86th Legislative Interim Committee on Public Health Charge 3
Review behavioral health capacity in the state, with a focus on suicide prevention efforts and the provision of behavioral health care services to individuals with intellectual and developmental disabilities. Review suicide prevention programs and initiatives across state agencies, evaluate their effectiveness, and identify opportunities for greater coordination. Identify gaps in the continuum of care for individuals with disabilities and challenges for those providing care to them. Additionally, identify any existing administrative and licensing barriers that negatively affect overall behavioral health capacity in the state.
Our Response
Meadows Mental Health Policy Institute provided a response to the request for information which laid out our recent reports analyzing the behavioral health impacts of the COVID-19 pandemic.
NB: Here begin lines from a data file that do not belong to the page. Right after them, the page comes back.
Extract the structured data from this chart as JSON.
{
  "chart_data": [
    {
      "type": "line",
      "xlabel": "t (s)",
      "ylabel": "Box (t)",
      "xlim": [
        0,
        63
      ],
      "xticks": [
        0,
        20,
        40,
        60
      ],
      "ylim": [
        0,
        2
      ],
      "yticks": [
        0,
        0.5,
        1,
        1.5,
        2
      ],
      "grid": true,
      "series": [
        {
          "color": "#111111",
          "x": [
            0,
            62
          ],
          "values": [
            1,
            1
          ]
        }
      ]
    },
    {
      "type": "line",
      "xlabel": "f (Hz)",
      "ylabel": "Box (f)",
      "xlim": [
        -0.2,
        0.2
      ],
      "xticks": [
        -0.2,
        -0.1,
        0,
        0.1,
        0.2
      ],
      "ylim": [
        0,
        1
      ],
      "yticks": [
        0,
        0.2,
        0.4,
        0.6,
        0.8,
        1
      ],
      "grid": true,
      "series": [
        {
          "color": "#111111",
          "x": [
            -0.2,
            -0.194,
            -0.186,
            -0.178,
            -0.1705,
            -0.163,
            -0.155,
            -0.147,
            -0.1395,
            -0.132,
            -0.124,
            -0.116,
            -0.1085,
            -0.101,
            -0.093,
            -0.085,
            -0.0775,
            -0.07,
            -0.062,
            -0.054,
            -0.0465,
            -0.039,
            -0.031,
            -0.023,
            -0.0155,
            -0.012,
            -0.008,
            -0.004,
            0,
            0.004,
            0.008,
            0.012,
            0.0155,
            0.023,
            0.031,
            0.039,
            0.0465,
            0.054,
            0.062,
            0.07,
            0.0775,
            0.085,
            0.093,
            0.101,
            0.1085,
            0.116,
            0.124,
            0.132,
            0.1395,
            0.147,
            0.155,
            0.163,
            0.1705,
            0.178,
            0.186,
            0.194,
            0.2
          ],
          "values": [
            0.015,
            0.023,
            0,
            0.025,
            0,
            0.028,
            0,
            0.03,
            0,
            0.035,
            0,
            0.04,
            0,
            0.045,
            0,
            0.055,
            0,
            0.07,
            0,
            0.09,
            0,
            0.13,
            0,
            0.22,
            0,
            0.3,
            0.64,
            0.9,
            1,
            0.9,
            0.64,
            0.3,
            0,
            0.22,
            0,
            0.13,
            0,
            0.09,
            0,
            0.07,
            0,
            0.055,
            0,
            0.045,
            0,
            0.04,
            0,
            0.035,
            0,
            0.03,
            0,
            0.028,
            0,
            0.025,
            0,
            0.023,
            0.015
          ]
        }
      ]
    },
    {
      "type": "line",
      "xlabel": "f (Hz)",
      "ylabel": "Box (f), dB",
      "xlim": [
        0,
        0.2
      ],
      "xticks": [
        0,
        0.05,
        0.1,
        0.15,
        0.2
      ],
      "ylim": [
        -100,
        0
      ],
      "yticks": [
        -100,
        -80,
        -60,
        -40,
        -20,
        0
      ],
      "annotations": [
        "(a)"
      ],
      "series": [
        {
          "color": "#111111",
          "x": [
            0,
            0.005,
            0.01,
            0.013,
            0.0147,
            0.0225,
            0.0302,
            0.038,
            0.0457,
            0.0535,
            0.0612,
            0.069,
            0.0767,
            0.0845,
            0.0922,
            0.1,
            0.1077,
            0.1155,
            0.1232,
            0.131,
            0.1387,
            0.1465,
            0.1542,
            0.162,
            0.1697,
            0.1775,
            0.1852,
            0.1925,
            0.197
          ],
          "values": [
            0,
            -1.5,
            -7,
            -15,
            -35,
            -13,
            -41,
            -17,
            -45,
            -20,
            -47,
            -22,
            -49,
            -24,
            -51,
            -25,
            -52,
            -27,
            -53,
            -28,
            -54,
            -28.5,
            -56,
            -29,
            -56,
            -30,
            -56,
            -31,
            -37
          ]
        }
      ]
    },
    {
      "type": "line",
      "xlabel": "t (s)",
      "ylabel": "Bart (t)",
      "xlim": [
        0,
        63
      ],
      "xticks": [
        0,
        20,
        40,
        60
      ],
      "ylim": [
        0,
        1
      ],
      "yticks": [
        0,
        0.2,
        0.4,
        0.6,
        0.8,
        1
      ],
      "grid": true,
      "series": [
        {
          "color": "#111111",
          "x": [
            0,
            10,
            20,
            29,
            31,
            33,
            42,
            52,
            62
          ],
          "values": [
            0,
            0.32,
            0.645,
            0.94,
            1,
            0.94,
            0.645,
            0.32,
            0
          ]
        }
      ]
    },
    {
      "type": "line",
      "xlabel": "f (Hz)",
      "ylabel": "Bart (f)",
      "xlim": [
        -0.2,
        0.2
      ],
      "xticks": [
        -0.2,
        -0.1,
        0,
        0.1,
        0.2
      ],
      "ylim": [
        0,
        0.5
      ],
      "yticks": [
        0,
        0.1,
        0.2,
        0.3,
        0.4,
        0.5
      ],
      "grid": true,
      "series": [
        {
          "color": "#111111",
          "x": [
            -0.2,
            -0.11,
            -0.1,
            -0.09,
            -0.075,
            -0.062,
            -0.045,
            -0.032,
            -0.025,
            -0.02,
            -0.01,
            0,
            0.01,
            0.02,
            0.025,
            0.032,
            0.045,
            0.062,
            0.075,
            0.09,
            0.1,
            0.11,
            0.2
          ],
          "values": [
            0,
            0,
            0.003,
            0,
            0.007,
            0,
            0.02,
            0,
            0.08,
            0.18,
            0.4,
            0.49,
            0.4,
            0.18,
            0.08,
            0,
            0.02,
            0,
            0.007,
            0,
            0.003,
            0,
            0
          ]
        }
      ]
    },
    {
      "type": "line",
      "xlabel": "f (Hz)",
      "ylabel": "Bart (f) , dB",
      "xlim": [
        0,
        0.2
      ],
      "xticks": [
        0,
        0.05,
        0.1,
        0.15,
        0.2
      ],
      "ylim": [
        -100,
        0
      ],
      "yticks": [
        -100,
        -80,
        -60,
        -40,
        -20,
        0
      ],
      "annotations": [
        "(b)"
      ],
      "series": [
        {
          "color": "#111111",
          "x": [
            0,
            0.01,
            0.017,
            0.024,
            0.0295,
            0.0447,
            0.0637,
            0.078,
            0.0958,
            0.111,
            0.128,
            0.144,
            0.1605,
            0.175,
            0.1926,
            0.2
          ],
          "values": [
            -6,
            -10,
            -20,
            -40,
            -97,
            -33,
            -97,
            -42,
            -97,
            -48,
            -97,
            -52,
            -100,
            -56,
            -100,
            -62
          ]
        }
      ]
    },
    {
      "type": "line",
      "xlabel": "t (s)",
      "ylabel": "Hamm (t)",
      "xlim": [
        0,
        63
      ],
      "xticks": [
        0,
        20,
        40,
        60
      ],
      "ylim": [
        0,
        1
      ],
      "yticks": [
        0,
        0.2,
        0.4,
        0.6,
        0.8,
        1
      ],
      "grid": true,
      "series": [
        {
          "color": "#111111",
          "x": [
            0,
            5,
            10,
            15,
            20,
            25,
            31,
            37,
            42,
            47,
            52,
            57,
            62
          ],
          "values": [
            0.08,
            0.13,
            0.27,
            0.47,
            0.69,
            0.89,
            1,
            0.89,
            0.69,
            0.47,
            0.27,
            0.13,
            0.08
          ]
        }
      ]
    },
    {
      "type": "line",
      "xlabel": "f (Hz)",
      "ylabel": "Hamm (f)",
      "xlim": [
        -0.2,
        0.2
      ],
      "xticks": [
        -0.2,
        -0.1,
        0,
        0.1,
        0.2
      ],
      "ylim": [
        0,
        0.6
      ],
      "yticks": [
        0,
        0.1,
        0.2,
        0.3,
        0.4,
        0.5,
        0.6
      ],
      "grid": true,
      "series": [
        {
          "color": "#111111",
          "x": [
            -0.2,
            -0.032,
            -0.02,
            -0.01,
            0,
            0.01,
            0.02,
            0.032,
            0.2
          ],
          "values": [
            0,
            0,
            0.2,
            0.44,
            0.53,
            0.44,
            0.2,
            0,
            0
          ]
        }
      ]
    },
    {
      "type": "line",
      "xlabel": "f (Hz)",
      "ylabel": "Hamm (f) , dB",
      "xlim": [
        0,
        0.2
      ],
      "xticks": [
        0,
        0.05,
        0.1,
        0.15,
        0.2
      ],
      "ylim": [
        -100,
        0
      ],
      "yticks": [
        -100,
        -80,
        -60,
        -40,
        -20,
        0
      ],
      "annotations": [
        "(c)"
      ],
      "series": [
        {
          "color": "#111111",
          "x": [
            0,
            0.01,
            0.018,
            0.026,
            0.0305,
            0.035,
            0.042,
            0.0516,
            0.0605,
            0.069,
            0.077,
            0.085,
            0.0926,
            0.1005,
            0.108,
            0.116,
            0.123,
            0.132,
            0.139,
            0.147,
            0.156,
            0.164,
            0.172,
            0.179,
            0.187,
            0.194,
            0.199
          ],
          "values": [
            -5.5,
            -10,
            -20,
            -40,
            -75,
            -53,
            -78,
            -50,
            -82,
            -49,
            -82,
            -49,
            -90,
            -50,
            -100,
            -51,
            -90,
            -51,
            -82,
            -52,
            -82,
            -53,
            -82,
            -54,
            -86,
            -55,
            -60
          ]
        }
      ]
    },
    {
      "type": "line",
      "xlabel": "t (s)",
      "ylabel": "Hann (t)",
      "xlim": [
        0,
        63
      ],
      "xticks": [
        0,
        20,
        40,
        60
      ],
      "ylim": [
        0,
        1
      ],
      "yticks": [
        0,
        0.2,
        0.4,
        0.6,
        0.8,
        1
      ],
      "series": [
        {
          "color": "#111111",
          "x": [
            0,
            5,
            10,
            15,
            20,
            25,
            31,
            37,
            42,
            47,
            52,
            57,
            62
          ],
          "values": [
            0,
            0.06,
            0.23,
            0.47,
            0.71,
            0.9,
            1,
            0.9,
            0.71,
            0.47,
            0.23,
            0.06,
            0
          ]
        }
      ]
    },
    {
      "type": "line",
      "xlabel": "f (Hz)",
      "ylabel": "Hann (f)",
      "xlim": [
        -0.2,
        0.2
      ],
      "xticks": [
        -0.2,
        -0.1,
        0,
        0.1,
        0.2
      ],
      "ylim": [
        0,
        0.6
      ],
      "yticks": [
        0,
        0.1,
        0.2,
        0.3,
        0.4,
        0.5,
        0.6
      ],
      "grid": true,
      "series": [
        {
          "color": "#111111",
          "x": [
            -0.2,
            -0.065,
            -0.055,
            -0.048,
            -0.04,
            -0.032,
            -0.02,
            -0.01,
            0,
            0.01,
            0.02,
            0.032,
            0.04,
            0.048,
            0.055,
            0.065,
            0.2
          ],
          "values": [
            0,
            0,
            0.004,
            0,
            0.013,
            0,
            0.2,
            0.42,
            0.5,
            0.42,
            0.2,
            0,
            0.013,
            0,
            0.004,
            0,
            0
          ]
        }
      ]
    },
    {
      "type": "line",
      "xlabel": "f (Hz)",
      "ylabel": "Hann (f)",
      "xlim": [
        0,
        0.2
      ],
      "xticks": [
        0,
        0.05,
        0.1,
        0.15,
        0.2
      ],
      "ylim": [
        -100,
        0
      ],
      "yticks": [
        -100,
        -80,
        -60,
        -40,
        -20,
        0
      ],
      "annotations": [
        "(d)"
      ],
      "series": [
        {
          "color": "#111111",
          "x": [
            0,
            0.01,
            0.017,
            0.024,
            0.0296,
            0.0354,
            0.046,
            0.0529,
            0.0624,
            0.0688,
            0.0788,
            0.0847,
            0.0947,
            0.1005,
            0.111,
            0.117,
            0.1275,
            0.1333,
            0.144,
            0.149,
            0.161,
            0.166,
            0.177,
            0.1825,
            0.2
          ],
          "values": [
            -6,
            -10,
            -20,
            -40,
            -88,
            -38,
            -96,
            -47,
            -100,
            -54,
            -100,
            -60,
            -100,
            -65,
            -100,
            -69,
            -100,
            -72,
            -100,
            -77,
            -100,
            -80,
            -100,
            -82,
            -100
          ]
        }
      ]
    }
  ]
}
MMHPI also provided recommendations for the Texas Medicaid program in response to the request for information on suicide prevention programs and efforts which identified the collaborative care model (CoCM) as a proven tool to detect and prevent suicide and overdose in primary care before they become crises. The full recommendation was to add Current Procedural Terminology (CPT) codes 99492-99494 for CoCM to Texas Medicaid, for both children and adults, to increase access to behavioral health services integrated in primary care. Fifteen other states currently reimburse for CoCM in their Medicaid programs.
In the months since the COVID-19 pandemic began, Texas saw an unprecedented shift in the delivery of mental health care through telemedicine, telehealth, and telephone. On March 20, 2020, Governor Abbott and the Health and Human Services Commission (HHSC) issued a series of waivers to provide flexibility in the Texas Medicaid program and HHSC authorized certain behavioral health services to be reimbursed in Medicaid when delivered by telemedicine, telehealth, or telephone. MMHPI also made a recommendation to amend statute to ensure continued and permanent Medicaid reimbursement for certain services and related procedure codes authorized to be delivered by telemedicine, telehealth, and telephone.